Co-writer and director Jonathan Nossiter (an American expatriate himself) does a fine job of bottling the jumbled emotions Skarsgard skillfully infuses into Alec. Shooting on digital video adds a layer of tension to the film by making the audience feel uncomfortably close to his characters' anguished psyches. Adding a substantial extra layer of additional psychosomatic strain is an intense, staccato score by Adiran Utley (of the band Portishead) that vacillates wildly -- often in the same scene -- between sharp piano, traditional Greek guitar and unnerving percussion that sounds like three hearts beating out of time.

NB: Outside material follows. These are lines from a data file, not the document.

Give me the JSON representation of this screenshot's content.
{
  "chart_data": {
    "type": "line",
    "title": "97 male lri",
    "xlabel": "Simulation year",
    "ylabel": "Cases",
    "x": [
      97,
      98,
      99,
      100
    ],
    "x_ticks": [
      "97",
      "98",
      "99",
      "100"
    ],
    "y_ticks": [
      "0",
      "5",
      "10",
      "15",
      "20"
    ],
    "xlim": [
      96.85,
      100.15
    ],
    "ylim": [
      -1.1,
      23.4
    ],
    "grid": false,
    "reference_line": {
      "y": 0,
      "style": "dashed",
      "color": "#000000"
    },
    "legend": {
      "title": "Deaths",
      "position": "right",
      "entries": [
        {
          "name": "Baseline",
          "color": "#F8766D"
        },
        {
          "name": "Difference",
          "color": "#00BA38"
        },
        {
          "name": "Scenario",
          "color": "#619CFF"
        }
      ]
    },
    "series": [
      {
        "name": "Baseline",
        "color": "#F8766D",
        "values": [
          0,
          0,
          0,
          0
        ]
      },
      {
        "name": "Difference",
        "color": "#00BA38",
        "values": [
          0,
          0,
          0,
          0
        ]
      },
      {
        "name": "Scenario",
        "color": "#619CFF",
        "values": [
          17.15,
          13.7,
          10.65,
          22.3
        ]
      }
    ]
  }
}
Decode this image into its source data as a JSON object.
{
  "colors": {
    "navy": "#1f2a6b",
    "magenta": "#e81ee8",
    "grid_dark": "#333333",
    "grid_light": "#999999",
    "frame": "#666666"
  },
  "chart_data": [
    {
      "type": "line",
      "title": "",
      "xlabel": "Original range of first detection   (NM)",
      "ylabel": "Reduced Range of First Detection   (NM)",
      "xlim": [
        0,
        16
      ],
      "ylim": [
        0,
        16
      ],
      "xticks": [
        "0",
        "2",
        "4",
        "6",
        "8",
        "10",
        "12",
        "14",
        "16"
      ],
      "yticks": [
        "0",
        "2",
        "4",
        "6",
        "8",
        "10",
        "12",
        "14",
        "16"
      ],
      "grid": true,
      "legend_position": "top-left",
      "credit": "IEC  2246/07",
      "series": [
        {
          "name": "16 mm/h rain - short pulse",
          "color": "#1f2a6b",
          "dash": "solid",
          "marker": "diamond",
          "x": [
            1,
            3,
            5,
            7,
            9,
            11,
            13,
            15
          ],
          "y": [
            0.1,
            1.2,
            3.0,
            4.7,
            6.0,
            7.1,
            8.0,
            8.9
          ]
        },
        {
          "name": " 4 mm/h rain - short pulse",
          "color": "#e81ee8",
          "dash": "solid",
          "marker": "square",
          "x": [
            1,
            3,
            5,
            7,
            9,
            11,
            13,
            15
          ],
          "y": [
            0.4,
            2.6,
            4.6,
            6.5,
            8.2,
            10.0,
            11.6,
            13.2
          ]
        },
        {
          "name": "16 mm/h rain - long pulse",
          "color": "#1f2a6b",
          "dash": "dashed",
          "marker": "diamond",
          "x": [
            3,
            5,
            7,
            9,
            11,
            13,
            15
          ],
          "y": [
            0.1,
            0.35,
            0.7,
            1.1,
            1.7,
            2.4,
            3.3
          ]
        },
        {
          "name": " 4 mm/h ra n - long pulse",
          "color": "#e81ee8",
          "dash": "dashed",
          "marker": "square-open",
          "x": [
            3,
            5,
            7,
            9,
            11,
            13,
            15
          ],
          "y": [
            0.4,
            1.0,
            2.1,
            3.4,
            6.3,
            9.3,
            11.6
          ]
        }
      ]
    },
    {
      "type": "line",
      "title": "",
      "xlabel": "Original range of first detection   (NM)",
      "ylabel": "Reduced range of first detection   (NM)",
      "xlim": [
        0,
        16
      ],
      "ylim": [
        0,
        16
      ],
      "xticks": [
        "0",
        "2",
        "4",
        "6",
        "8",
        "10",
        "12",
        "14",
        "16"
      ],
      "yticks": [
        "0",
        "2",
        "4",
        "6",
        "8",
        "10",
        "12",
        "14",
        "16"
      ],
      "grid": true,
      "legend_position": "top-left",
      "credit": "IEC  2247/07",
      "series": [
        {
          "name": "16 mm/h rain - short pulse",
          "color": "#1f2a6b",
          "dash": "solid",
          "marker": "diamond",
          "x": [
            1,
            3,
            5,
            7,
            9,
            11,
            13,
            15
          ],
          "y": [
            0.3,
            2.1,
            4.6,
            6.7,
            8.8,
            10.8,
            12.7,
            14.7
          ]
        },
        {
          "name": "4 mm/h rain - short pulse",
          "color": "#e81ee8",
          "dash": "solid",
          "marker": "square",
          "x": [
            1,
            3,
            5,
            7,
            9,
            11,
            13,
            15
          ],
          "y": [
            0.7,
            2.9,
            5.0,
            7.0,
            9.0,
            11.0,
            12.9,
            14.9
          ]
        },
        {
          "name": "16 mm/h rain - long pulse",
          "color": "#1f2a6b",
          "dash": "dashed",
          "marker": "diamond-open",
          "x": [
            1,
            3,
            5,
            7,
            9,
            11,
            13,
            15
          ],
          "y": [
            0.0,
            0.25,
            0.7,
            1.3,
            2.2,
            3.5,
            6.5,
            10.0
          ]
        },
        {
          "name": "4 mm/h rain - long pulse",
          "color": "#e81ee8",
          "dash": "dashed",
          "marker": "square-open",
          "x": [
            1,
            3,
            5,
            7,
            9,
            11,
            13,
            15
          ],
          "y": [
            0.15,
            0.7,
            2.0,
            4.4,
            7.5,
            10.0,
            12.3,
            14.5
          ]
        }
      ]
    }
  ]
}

All this helps put the audience inside Alec's head when his precarious faith in fortuitous portent is shaken by Katherine's suggestion that the meeting on the ski slope was not by chance. Angry and thrown off his conviction, Alec returns to Athens once again to beg for Marjorie's forgiveness. But she's had enough and has moved on with another man, a former Greek freedom fighter named Andreas (Dimitris Katalifos).

Up to this point "Signs and Wonders" was already lacking in eloquence and has had difficulty with obnoxiously overt symbolism and overly postured acting (each actor has powerful moments, but they don't begin to sync up with each other). But it isn't until Alec begins honing in on his family's new life that the film goes into a tailspin.

Alec's hopeless and extreme preoccupation with picking up the pieces of his former life makes him as irrational and clueless as a soap opera character. This in turn leads to stalking and some highly contrived misunderstandings -- predicated in part on the fact that he doesn't know Katherine has followed him back to Greece and is stalking him in turn.

Nossiter beats the movie's themes, symbols and ironies into the ground with a bizarre twist involving Alec's 12-year-old daughter (Ashley Remy) that leads to several serious suspension of disbelief problems regarding the intelligence and common sense of these characters, and to a drawn-out finale of acute but laboriously manipulative emotional strain.

The humanity and raw passions at the core of "Signs and Wonders" would have been better served by less cinematic affectation and more simplicity than Nossiter has provided in this intentionally supercilious picture.